İnadına Türkü!
Arkadaşlarım,
O panelde yaşananlar, bize göstermektedir ki, Cumhuriyet Müzik Devriminin yükselişi durdurulmaya çalışılmakta, müzik sanatımız ve müzik eğitimimiz önemli irtifa kaybı daha yaşatılmaktadır. Bu irtifa kaybında, Goethe Enstitüsü (Alman Kültür) gibi tarihinde Türk-Alman kültür buluşmalarına aracılık etmiş bir kurum, hazindir ki rol almış bulunmaktadır.
Panelde konuşan Alman kilise korosu şefi, "Burada yapılan atölyelerde gördüm ki türkü söylemek gibi bir özelliğiniz var, bu sizin için bir avantaj sağlamaktadır, bizim çocuklarımız medya ile daha fazla kuşatılmış haldedir, şarkı söylemiyorlar" dedi. Bu tespit tarafımdan çok önceleri yapılmıştır. Bu toprağın müzik kültürü hala yaşıyor, çünkü üretiliyor ve bu yüzden batıya rağmen yaşayacaktır diyordum. Şimdi ekliyorum, batının gözlerini kamaştırmaya devam ediyoruz, bizim neden bitirilemediğimizi hayretler içinde görüyorlar.
Türkü söylemeye devam ettiğimiz sürece ayakta kalabiliriz! Öyleyse İnadına TÜRKÜ!
Sevgilerimle.
Panelin oturum başkanı Lütfü beyden Almanya'dan gelen konuşmacılara şunları sormasını rica edeceğim. Daha sonra yanıtlarını sizinle paylaşmak dileğimdir.
Sevgili Lütfü bey,
Almanya'dan gelen konuşmacılara şunları sormanızı rica edeceğim.
-Salzburg Orff Enstitüsü kapatılmış mıdır?
"Salzburg Avusturya'dadır, bilmiyorum" diye yanıt verirse:
-"Almanya'da Orff'u terkettik, çünkü onun grup pedagojisine dayalı politikası /dünya görüşü yanlıştı" dediniz.
Buna bağlı olarak, Orff çalgılarını üreten merkez konumunda olan Almanya'da bu çalgıların üretimi durdurulmuş mudur?
-Eğer çalgı üretimi durdurulmuşsa, yani enstitünün sponsorlarından olan bu şirket kapanmışsa, enstitünün yaşama şansı ne kadardır?

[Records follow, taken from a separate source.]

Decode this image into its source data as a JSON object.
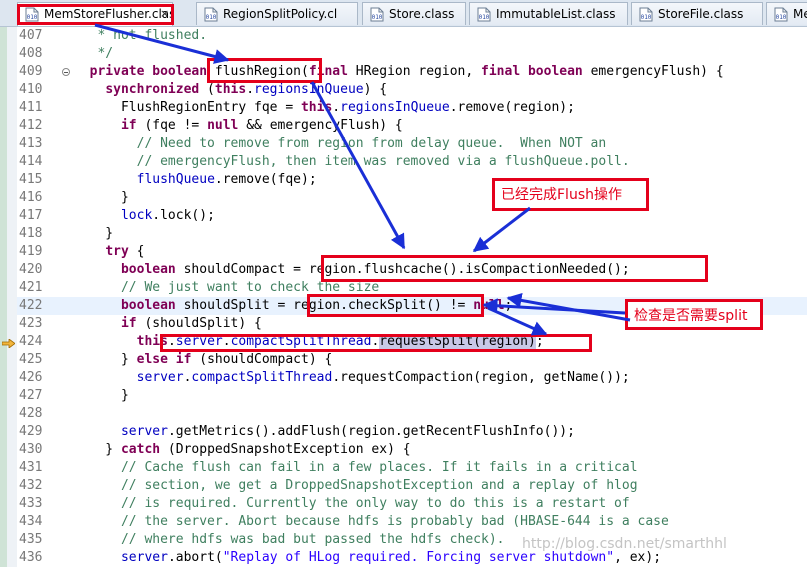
{
  "tabs": [
    {
      "label": "MemStoreFlusher.clas",
      "close": "×",
      "active": true
    },
    {
      "label": "RegionSplitPolicy.cl",
      "close": "",
      "active": false
    },
    {
      "label": "Store.class",
      "close": "",
      "active": false
    },
    {
      "label": "ImmutableList.class",
      "close": "",
      "active": false
    },
    {
      "label": "StoreFile.class",
      "close": "",
      "active": false
    },
    {
      "label": "Mem",
      "close": "",
      "active": false
    }
  ],
  "file_icon_text": "010",
  "editor": {
    "current_line": "424",
    "lines": [
      {
        "n": "407",
        "segs": [
          [
            "   * not flushed.",
            "cm"
          ]
        ]
      },
      {
        "n": "408",
        "segs": [
          [
            "   */",
            "cm"
          ]
        ]
      },
      {
        "n": "409",
        "fold": true,
        "segs": [
          [
            "  ",
            ""
          ],
          [
            "private boolean",
            "kw"
          ],
          [
            " flushRegion(",
            ""
          ],
          [
            "final",
            "kw"
          ],
          [
            " HRegion region, ",
            ""
          ],
          [
            "final boolean",
            "kw"
          ],
          [
            " emergencyFlush) {",
            ""
          ]
        ]
      },
      {
        "n": "410",
        "segs": [
          [
            "    ",
            ""
          ],
          [
            "synchronized",
            "kw"
          ],
          [
            " (",
            ""
          ],
          [
            "this",
            "kw"
          ],
          [
            ".",
            ""
          ],
          [
            "regionsInQueue",
            "fd"
          ],
          [
            ") {",
            ""
          ]
        ]
      },
      {
        "n": "411",
        "segs": [
          [
            "      FlushRegionEntry fqe = ",
            ""
          ],
          [
            "this",
            "kw"
          ],
          [
            ".",
            ""
          ],
          [
            "regionsInQueue",
            "fd"
          ],
          [
            ".remove(region);",
            ""
          ]
        ]
      },
      {
        "n": "412",
        "segs": [
          [
            "      ",
            ""
          ],
          [
            "if",
            "kw"
          ],
          [
            " (fqe != ",
            ""
          ],
          [
            "null",
            "kw"
          ],
          [
            " && emergencyFlush) {",
            ""
          ]
        ]
      },
      {
        "n": "413",
        "segs": [
          [
            "        // Need to remove from region from delay queue.  When NOT an",
            "cm"
          ]
        ]
      },
      {
        "n": "414",
        "segs": [
          [
            "        // emergencyFlush, then item was removed via a flushQueue.poll.",
            "cm"
          ]
        ]
      },
      {
        "n": "415",
        "segs": [
          [
            "        ",
            ""
          ],
          [
            "flushQueue",
            "fd"
          ],
          [
            ".remove(fqe);",
            ""
          ]
        ]
      },
      {
        "n": "416",
        "segs": [
          [
            "      }",
            ""
          ]
        ]
      },
      {
        "n": "417",
        "segs": [
          [
            "      ",
            ""
          ],
          [
            "lock",
            "fd"
          ],
          [
            ".lock();",
            ""
          ]
        ]
      },
      {
        "n": "418",
        "segs": [
          [
            "    }",
            ""
          ]
        ]
      },
      {
        "n": "419",
        "segs": [
          [
            "    ",
            ""
          ],
          [
            "try",
            "kw"
          ],
          [
            " {",
            ""
          ]
        ]
      },
      {
        "n": "420",
        "segs": [
          [
            "      ",
            ""
          ],
          [
            "boolean",
            "kw"
          ],
          [
            " shouldCompact = region.flushcache().isCompactionNeeded();",
            ""
          ]
        ]
      },
      {
        "n": "421",
        "segs": [
          [
            "      // We just want to check the size",
            "cm"
          ]
        ]
      },
      {
        "n": "422",
        "cur": true,
        "segs": [
          [
            "      ",
            ""
          ],
          [
            "boolean",
            "kw"
          ],
          [
            " shouldSplit = region.checkSplit() != ",
            ""
          ],
          [
            "null",
            "kw"
          ],
          [
            ";",
            ""
          ]
        ]
      },
      {
        "n": "423",
        "segs": [
          [
            "      ",
            ""
          ],
          [
            "if",
            "kw"
          ],
          [
            " (shouldSplit) {",
            ""
          ]
        ]
      },
      {
        "n": "424",
        "segs": [
          [
            "        ",
            ""
          ],
          [
            "this",
            "kw"
          ],
          [
            ".",
            ""
          ],
          [
            "server",
            "fd"
          ],
          [
            ".",
            ""
          ],
          [
            "compactSplitThread",
            "fd"
          ],
          [
            ".",
            ""
          ],
          [
            "requestSplit(region)",
            "hl"
          ],
          [
            ";",
            ""
          ]
        ]
      },
      {
        "n": "425",
        "segs": [
          [
            "      } ",
            ""
          ],
          [
            "else if",
            "kw"
          ],
          [
            " (shouldCompact) {",
            ""
          ]
        ]
      },
      {
        "n": "426",
        "segs": [
          [
            "        ",
            ""
          ],
          [
            "server",
            "fd"
          ],
          [
            ".",
            ""
          ],
          [
            "compactSplitThread",
            "fd"
          ],
          [
            ".requestCompaction(region, getName());",
            ""
          ]
        ]
      },
      {
        "n": "427",
        "segs": [
          [
            "      }",
            ""
          ]
        ]
      },
      {
        "n": "428",
        "segs": [
          [
            "",
            ""
          ]
        ]
      },
      {
        "n": "429",
        "segs": [
          [
            "      ",
            ""
          ],
          [
            "server",
            "fd"
          ],
          [
            ".getMetrics().addFlush(region.getRecentFlushInfo());",
            ""
          ]
        ]
      },
      {
        "n": "430",
        "segs": [
          [
            "    } ",
            ""
          ],
          [
            "catch",
            "kw"
          ],
          [
            " (DroppedSnapshotException ex) {",
            ""
          ]
        ]
      },
      {
        "n": "431",
        "segs": [
          [
            "      // Cache flush can fail in a few places. If it fails in a critical",
            "cm"
          ]
        ]
      },
      {
        "n": "432",
        "segs": [
          [
            "      // section, we get a DroppedSnapshotException and a replay of hlog",
            "cm"
          ]
        ]
      },
      {
        "n": "433",
        "segs": [
          [
            "      // is required. Currently the only way to do this is a restart of",
            "cm"
          ]
        ]
      },
      {
        "n": "434",
        "segs": [
          [
            "      // the server. Abort because hdfs is probably bad (HBASE-644 is a case",
            "cm"
          ]
        ]
      },
      {
        "n": "435",
        "segs": [
          [
            "      // where hdfs was bad but passed the hdfs check).",
            "cm"
          ]
        ]
      },
      {
        "n": "436",
        "segs": [
          [
            "      ",
            ""
          ],
          [
            "server",
            "fd"
          ],
          [
            ".abort(",
            ""
          ],
          [
            "\"Replay of HLog required. Forcing server shutdown\"",
            "st"
          ],
          [
            ", ex);",
            ""
          ]
        ]
      }
    ]
  },
  "annotations": {
    "flush_done": "已经完成Flush操作",
    "check_split": "检查是否需要split"
  },
  "watermark": "http://blog.csdn.net/smarthhl",
  "colors": {
    "annotation_red": "#e4001b",
    "arrow_blue": "#1a2fd6",
    "keyword": "#7f0055",
    "comment": "#3f7f5f",
    "field": "#0000c0",
    "string": "#2a00ff",
    "current_line_bg": "#e8f2fe",
    "selection_bg": "#c8c8e6"
  }
}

(Aldığınız yanıtları İnci San hanıma aktarmanız ayrıca önemlidir. Biraz da düz cümleye çevirerek anlatmanız gerekebilir, çünkü "küreselleşmenin eğitim modelinde drama kalktı" cümlemi "bizde drama kalktı" olarak anlayabilmektedir. Oturumda bana böyle yanıt verdiğinde siz de bu yanıtı düzeltmediniz ve böylece izleyicilerin kafasında bu konu çarpıtılmış kaldı.)
Soruları çoğaltabilirim:
-Atölye çalıştırıcılarıyla yapılan panelde sadece katılanların sorularına yanıt verileceği bize bildirilmişken, neden soruları sadece siz sordunuz ve neden sadece Suna Çevik hanım power point bildiriyle geldi? Ona panelin dışına çıktığı için uyarmanız gerektiğini söylediğimde ise "Ona özel izin verdim" dediniz, siz onun bu sunumu yapacağını önceden biliyordunuz demektir.
Neden antidemokratik böyle bir oturuma fırsat verdiniz, umarım sizi haklı çıkaracak gerekçeniz vardır.
Ek:Bu kadar antidemokratik bir oturumda sesimi yükselterek konuşmak doğal tepkim olarak algılanmalıdır. Çünkü, müzik öğretmenleri olarak sanat eğitimi yapan bizleri ve yorgun bir çalışmadan tansiyonu düşmüş olarak çıkan beni, enayi demeyeyim ama konu mankeni konumuna düşürülmekten hiç hoşnut olmadığımı saklayamazdım. Bu psikoloji içerisinde bugünkü işlikleri izlemeye gelmem söz konusu olamaz. Görünen odur ki dünkü antidemokratik panelden sonra bugünkü işliklerin hiç bir anlamı yoktur, onlar da bu senaryonun final sahnesinde kullanılmaktadır.
Yanıtınızı merakla bekliyorum. Selamlar.